The music side of SXSW is becoming increasingly corporate, but the film side clings stubbornly to its myths of heroic outsiderdom seen through an ironic lens. Eric Kohn at IndieWire reports,
AJ Schnack and David Wilson's "We Always Lie to Strangers" finds an oddly compelling poetry in the irreverent rituals of singing families in Branson, Missouri.

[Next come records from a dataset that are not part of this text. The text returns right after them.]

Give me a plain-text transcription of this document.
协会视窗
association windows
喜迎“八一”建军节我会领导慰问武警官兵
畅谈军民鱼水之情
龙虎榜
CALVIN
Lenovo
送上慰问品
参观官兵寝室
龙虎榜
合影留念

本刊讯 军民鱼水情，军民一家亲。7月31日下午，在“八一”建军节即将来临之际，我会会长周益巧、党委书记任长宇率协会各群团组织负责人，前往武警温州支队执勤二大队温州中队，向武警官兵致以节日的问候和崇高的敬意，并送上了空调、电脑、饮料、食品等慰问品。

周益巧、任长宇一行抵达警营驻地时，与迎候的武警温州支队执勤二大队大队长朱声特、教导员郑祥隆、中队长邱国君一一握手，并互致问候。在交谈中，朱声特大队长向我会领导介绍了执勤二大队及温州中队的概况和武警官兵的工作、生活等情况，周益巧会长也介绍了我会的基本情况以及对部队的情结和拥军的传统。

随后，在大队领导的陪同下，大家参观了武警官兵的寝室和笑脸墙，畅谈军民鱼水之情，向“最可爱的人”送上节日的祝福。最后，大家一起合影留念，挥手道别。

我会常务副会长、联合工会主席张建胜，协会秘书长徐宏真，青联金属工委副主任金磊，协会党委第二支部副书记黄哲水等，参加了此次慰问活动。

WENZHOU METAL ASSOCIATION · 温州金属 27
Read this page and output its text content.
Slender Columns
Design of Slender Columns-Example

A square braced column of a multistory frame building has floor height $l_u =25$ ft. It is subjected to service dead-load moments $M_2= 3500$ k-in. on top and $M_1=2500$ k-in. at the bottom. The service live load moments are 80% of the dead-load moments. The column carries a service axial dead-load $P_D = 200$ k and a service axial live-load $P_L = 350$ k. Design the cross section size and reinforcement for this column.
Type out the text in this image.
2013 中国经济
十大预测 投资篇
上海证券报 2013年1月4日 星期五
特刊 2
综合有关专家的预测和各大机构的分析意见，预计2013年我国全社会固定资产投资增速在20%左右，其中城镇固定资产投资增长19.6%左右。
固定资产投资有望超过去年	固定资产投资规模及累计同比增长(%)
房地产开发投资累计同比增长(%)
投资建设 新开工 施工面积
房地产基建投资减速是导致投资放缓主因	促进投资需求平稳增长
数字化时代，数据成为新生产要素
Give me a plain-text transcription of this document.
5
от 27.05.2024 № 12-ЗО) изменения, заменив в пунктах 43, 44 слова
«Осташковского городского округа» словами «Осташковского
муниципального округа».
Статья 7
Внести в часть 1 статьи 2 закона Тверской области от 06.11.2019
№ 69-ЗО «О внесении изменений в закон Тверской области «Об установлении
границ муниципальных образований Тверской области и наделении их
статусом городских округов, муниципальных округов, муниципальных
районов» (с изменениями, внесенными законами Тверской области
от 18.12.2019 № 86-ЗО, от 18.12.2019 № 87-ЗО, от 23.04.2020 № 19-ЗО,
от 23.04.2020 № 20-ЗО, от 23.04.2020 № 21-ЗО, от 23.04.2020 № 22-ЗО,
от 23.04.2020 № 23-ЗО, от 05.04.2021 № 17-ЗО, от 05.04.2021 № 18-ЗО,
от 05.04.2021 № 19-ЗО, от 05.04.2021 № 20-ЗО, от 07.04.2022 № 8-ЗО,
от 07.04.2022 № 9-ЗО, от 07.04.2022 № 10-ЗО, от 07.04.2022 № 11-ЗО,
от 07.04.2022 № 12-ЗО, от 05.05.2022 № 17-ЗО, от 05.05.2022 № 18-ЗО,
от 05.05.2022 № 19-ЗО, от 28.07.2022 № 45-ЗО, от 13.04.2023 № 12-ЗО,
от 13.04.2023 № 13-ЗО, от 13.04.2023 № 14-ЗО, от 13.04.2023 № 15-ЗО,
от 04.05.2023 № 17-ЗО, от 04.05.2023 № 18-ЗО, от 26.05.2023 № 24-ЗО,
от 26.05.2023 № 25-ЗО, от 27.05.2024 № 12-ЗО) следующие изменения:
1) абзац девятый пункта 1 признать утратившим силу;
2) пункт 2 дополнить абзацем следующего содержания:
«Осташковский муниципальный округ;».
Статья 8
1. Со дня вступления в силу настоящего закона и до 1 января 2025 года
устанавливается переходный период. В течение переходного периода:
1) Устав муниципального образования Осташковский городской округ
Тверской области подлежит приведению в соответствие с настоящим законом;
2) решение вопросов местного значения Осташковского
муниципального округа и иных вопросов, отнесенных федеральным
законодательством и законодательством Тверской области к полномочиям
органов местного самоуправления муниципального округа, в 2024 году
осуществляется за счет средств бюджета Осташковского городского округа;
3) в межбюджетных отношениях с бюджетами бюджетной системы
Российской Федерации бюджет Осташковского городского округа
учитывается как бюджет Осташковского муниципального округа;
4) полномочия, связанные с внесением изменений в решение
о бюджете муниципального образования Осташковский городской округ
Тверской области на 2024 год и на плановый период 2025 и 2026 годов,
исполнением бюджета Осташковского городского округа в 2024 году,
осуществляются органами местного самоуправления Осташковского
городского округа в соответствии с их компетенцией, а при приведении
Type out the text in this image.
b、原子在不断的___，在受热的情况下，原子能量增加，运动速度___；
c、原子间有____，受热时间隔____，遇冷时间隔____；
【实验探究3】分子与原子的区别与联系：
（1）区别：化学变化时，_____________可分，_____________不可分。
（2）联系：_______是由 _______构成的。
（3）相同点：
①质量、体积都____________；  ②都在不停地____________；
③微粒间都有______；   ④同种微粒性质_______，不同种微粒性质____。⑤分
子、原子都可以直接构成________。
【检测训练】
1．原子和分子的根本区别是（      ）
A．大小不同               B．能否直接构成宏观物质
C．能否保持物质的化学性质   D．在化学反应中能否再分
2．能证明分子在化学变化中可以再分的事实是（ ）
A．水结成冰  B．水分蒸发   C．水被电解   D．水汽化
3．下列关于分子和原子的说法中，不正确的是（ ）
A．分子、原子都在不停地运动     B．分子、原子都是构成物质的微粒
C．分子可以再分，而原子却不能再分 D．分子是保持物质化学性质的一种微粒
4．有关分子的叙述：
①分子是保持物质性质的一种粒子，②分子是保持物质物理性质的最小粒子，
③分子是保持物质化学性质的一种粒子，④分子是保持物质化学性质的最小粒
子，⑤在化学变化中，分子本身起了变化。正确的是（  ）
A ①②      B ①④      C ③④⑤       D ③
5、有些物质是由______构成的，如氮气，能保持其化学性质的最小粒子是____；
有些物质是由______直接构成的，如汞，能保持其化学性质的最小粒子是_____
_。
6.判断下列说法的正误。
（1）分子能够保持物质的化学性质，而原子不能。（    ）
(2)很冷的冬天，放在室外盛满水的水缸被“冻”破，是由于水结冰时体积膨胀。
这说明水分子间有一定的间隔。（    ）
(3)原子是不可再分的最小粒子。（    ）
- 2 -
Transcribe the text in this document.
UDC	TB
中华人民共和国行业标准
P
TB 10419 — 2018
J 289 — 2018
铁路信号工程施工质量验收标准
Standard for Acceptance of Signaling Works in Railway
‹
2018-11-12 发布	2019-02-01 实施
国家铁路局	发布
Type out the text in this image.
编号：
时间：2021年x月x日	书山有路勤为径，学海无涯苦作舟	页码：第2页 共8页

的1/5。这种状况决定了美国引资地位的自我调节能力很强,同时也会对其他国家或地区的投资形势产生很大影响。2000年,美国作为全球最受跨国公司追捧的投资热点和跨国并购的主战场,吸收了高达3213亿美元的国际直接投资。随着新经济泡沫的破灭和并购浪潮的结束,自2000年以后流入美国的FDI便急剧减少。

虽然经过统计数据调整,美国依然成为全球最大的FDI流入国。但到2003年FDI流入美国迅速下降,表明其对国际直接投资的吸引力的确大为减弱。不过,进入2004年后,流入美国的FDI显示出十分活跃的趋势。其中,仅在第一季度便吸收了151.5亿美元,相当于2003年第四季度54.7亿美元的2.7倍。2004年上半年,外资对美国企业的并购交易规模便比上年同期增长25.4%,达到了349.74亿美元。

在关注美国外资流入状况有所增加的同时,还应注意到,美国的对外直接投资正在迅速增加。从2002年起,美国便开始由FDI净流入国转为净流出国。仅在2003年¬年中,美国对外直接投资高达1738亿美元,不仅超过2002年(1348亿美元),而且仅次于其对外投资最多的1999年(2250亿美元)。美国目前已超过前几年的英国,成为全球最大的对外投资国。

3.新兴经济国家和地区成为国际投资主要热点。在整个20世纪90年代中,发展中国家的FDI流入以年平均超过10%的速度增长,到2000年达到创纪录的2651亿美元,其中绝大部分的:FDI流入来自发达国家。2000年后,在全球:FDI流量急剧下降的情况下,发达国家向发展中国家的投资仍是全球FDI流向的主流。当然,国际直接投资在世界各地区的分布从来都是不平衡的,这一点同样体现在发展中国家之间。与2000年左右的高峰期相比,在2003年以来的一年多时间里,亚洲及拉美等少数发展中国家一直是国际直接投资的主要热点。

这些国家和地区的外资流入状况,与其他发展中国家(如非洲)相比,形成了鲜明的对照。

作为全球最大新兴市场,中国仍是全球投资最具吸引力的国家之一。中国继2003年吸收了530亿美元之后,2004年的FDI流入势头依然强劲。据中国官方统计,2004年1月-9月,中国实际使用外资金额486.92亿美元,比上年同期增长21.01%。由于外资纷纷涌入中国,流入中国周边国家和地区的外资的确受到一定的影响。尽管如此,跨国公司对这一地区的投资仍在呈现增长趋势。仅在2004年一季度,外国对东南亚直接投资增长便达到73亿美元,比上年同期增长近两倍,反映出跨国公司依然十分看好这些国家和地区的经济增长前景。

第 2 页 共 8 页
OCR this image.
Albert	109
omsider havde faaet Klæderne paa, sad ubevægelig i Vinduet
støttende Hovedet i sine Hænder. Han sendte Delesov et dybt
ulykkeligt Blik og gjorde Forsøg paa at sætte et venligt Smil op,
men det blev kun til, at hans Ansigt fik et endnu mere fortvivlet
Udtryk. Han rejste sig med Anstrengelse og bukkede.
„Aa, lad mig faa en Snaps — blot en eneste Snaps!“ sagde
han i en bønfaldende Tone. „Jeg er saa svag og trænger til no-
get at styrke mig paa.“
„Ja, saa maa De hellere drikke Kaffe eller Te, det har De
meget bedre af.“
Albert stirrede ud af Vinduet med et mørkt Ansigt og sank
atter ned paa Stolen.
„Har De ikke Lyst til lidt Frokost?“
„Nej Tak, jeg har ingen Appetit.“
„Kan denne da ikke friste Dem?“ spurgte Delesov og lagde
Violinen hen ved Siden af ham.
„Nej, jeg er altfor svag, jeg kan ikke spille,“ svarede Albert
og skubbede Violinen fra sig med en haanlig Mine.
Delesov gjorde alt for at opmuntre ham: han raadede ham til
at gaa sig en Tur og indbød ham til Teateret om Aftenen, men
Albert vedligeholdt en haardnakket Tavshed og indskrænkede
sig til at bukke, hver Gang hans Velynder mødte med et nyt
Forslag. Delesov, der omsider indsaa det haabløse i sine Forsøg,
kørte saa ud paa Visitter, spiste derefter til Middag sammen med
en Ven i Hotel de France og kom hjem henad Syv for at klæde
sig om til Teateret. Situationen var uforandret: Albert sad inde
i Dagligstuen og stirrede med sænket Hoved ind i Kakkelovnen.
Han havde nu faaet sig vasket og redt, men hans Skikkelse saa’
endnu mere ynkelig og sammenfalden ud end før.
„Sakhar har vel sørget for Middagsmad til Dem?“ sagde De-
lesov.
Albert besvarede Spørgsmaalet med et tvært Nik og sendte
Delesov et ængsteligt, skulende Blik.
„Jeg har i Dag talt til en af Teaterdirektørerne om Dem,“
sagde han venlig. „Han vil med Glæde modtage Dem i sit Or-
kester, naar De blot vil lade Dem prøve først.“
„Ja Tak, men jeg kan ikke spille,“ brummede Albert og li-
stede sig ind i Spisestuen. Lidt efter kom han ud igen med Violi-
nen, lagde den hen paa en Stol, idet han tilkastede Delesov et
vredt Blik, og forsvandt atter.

Though at first perceived as the cheesy vessels of the city's massive tourist industry, the subjects of Schnack and Wilson's portrait take on a soulful dimension by routinely explaining the values driving their multigenerational traditions; as with the bikers in "12 O'Clock Boys," who wax poetic about their gravity-defying talents, the singers in "We Always Lie to Strangers" make attractive arguments for committing to behavior perceived as foolish or impractical by the rest of the world.
The key movies in this vein is Katie Graham and Andrew Matthews' Zero Charisma (above), about a sad-sack obsessive trying to market a Dungeons and Dragons-style game of his own invention, and Harmony Korine's Spring Breakers, which you've probably already heard about. Taken together, these films, while they may be fine movies in themselves, are more about SXSW's increasingly tenuous claims to coolness or even relevance than they are about any larger trends in American culture.